Jack Franks great bill on big pharma's bribes to docs

HB 656 is in committee now. OK maybe bribes is a bit strong, but when drug companies give money or give-aways to doctors, the financial interest of the pharma companies conflict with the health interests of the patient who might get pushed into more expensive drugs. 4 states now require pharma companies to disclose to the state how much they spend on direct marketing. Jack's bill would add Illinois to the list. Ed Sullivan voted no and went to another committee. The Chamber is arguing that the industry standards where they argue that they have cleaned up the excesses of their industry. Jack's point in debate is that the for-profit drug companies market their products to physicians, not the end users, so that this is a special circumstance that justifies regulation. Plus the fastest growing part of the state budget is the cost of prescription drugs. Paul Froehlich asks the Chamber that the accountability of self-regulation is basically internal without any outside check. The Chamber agrees but thinks that is OK. Paul argues that means you never find out how compliant the pharma companies are.
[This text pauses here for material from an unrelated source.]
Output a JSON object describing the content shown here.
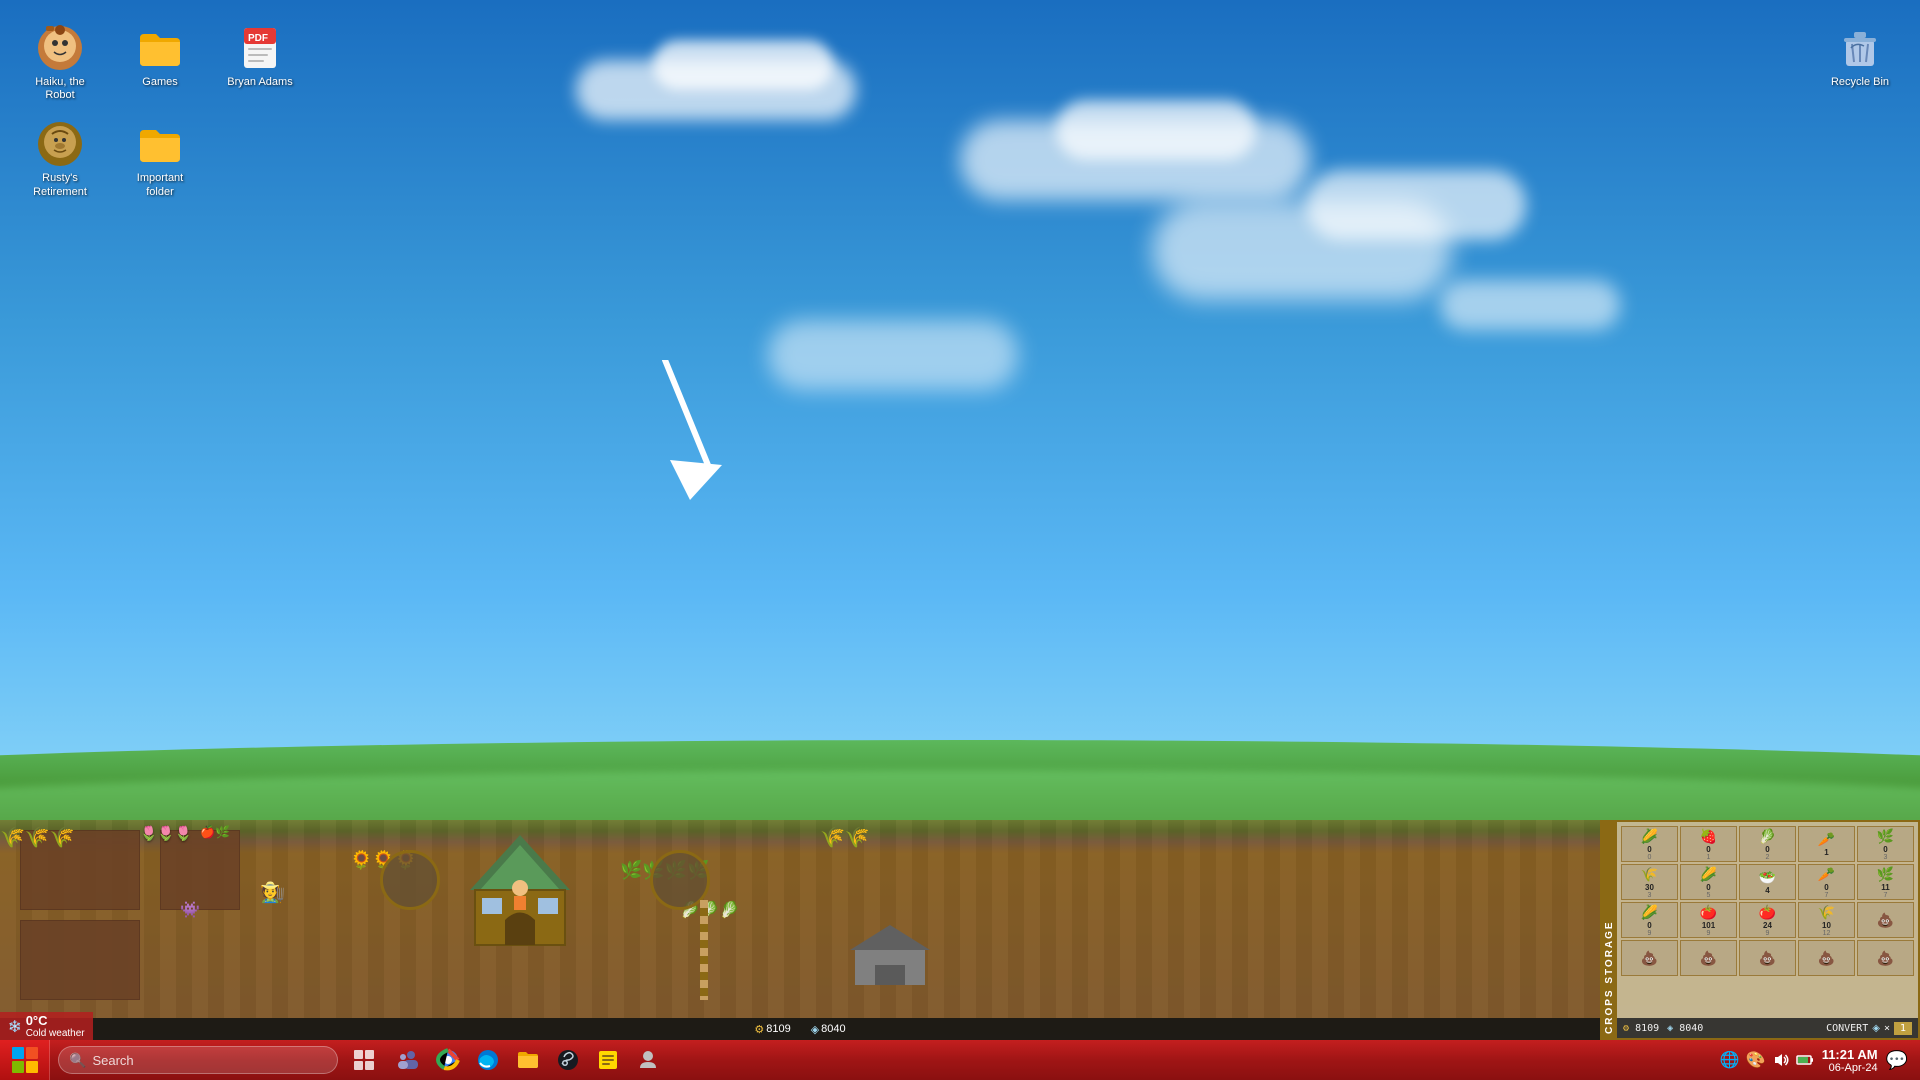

Makes sense to me. So how will the reporting change their behavior? Maybe because people will know how they send their drug reps into doctors offices. That's it. Not too compelling. Rosemary Mulligan seems hostile or at least indifferent. Jack responds with a 'brilliant' article from the New England Journal of Medicine that writes about the kickbacks in the 22 billion direct marketing to doctors. That's more money than they spend on R and D. Kosel votes no and leaves. Back in a minute.